A new hybrid-electric aircraft concept from MIT engineers could reduce emissions of nitrogen oxides (NOx) by 95%, the researchers have said.
NOx are a major source of air pollution and have been associated with asthma, respiratory disease and cardiovascular disorders. Previous research has shown that the generation of these chemicals by global aviation results in 16,000 premature deaths each year. The Massachusetts Institute of Technology team hopes the new system could reduce associated early deaths by 92%.
The concept was inspired by emissions control systems in ground transport vehicles. Many heavy-duty diesel lorries house post-combustion emissions control systems to reduce NOx generated by engines. The researchers have proposed a similar design for aviation, with an electric twist.

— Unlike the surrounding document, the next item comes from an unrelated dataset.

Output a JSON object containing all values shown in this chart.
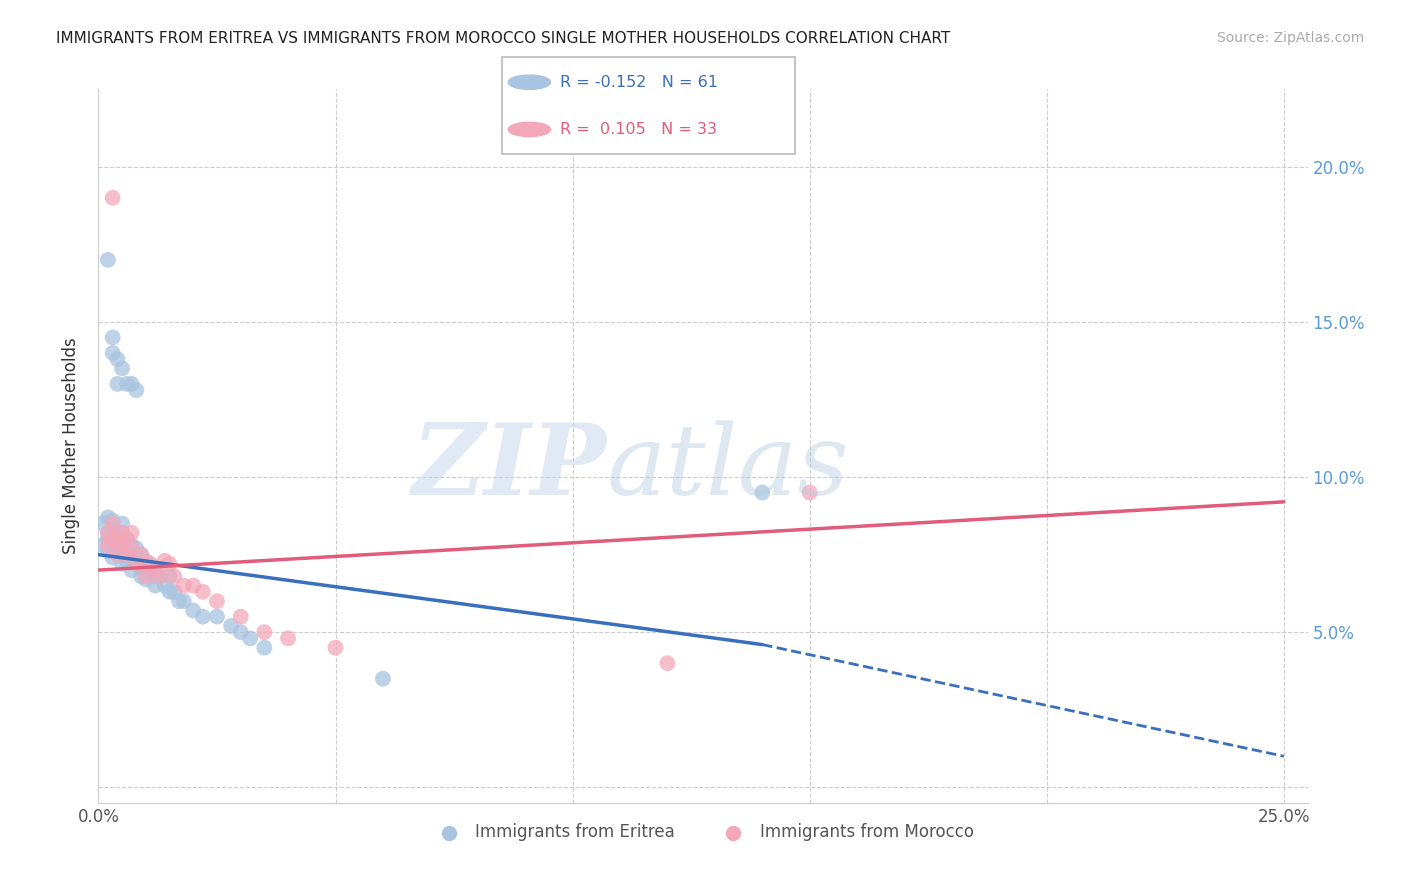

Emissions control devices cannot be installed behind aircraft jet engines, as they would interfere with thrust. Instead, the team said their new ‘turbo-electric’ design would use conventional gas turbines, but integrated within the cargo hold.
Rather than directly powering propellers or fans, the gas turbine would drive a generator in the hold to produce electricity, which would then power wing-mounted propellers or fans. The emissions produced by the gas turbine would be fed into an emissions control system, broadly similar to those in diesel vehicles, which would clean the exhaust before ejecting it into the atmosphere.
“This would still be a tremendous engineering challenge, but there aren't fundamental physics limitations,” said Steven Barrett, professor of aeronautics and astronautics at MIT. “If you want to get to a net-zero aviation sector, this is a potential way of solving the air pollution part of it, which is significant, and in a way that's technologically quite viable.”
The details of the design were published in Energy and Environmental Science.